Afin de comparer les risques de TTIV avec les bénéfices de l’administration du vaccin de Johnson & Johnson au Québec, une analyse a été faite avec comme objectif principal de mettre en parallèle le nombre d’admissions aux soins intensifs qui pourraient être prévenues par la vaccination et le nombre de cas de TTIV pouvant survenir à la suite de la vaccination. Un horizon de 4 semaines pour estimer les bénéfices de la vaccination a été retenu.

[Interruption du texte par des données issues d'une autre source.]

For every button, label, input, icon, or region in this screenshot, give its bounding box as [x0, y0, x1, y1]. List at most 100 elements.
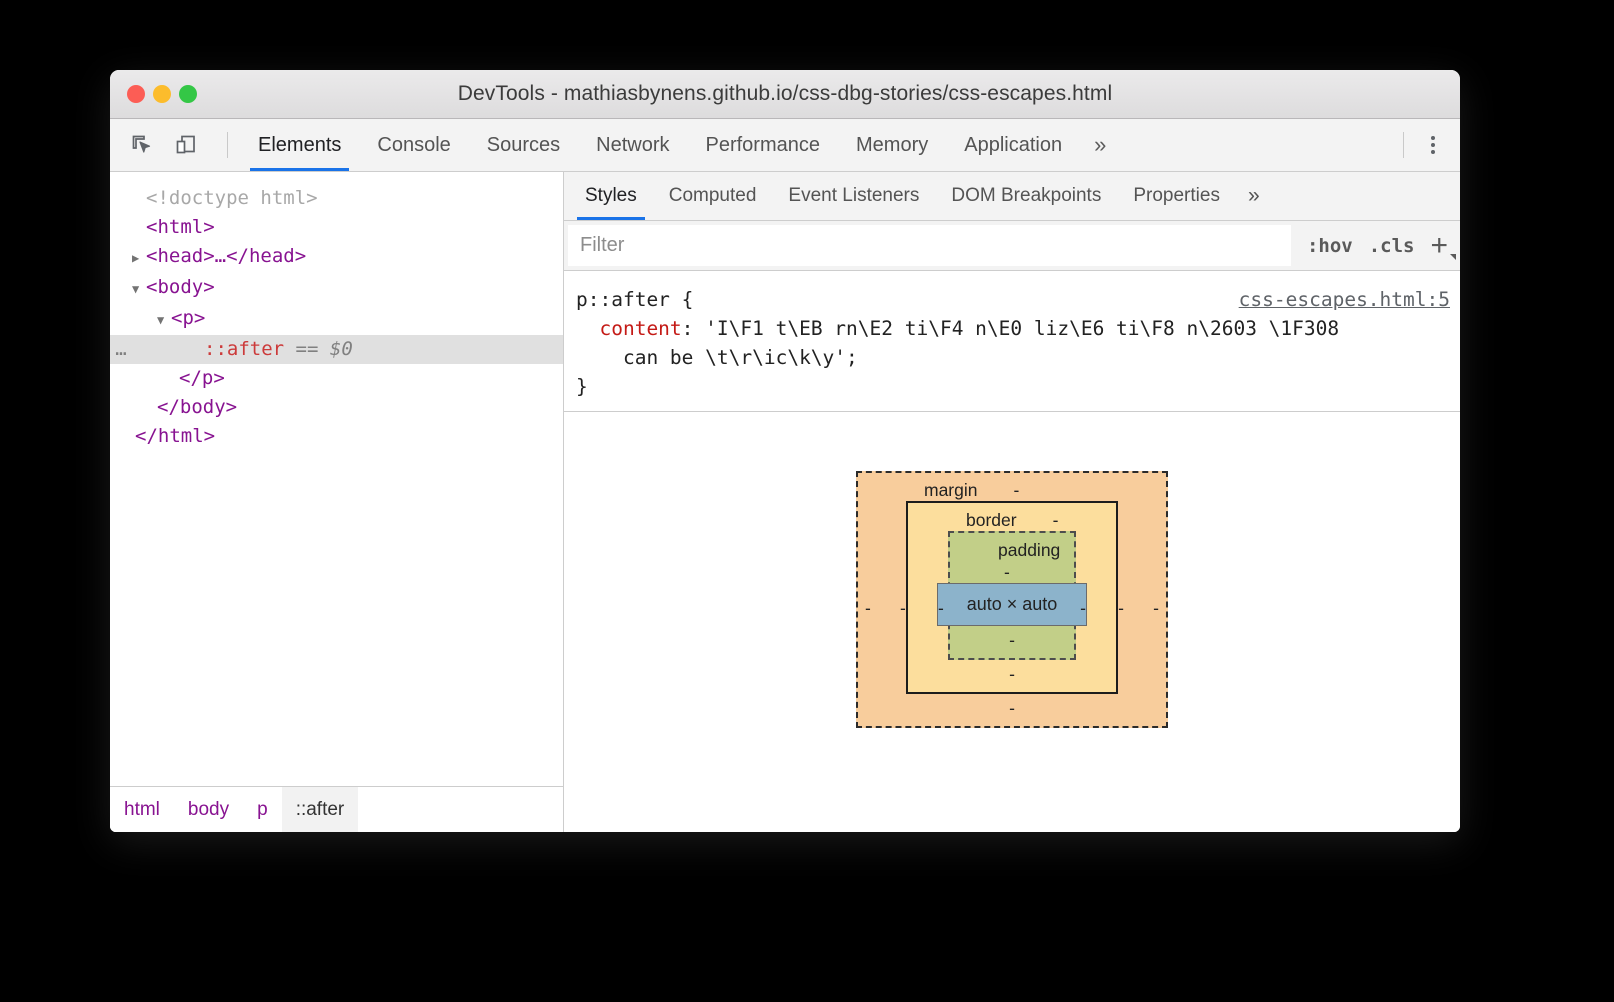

Pour calculer les admissions aux soins intensifs prévenues par la vaccination, une extraction des transmissions préliminaires du fichier MED-ÉCHO a été faite le 26 avril pour les patients de plus de 20 ans admis entre le 28 mars et le 24 avril 2021 (semaines CDC 13 à 16), en excluant les résidents des CHSLD. Des données sur la présence d’au moins une maladie chronique (MC) associée au risque de COVID-19 sévère parmi les patients admis aux soins intensifs à partir du début de la 2e vague jusqu’au 24 avril 2021 ont aussi été extraites du Système intégré de surveillance des maladies chroniques (MC) du Québec (SISMACQ). Les rapports de risque ont été calculés sur la période du début de la 2e vague jusqu’au 24 avril 2021 pour les personnes vivant avec au moins une MC et celles en bonne santé à l’intérieur de chaque tranche d’âge examinée, et ce, pour les hommes et pour les femmes séparément. Par la suite, ces rapports ont été appliqués aux admissions aux soins intensifs observées les 4 dernières semaines, afin d’estimer les taux par sexe et selon la présence de MC. Les données ont été stratifiées par sexe et par tranches de cinq ou dix années d’âge. Une mise à jour a été faite le 29 avril 2021. Cette analyse est basée sur l’hypothèse que l’utilisation du vaccin Johnson & Johnson permettrait à une personne en bonne santé de devancer de quatre semaines le moment de sa vaccination avec un vaccin à ARN messager (d’où l’utilisation d’une période de 4 semaines), avec une efficacité de 80 % pour prévenir les admissions aux soins intensifs. Il a aussi été considéré que l’incidence de la COVID-19 au cours des prochaines semaines allait être identique à celle des quatre dernières semaines. En ce qui concerne le risque de TTIV exprimé en nombre de cas par 100 000 doses du vaccin Johnson & Johnson administrées, les données rendues disponibles aux États-Unis(2) ont été utilisées. Les tranches d’âge ont été regroupées, afin de refléter les risques rapportés. La tranche de 40 à 49 ans est toutefois présentée séparément pour les 40-44 ans et les 45-49 ans étant donné les différences importantes dans les risques observés récemment dans ces groupes au Québec. Le même risque de TTIV que celui rapporté chez les 40-49 ans a été appliqué à ces deux tranches d’âge. Une multiplication du risque de TTIV par deux pour les femmes et par 4 pour les hommes a été faite, afin de tenir compte d’une possible sous-déclaration des cas, possiblement plus importante chez les hommes.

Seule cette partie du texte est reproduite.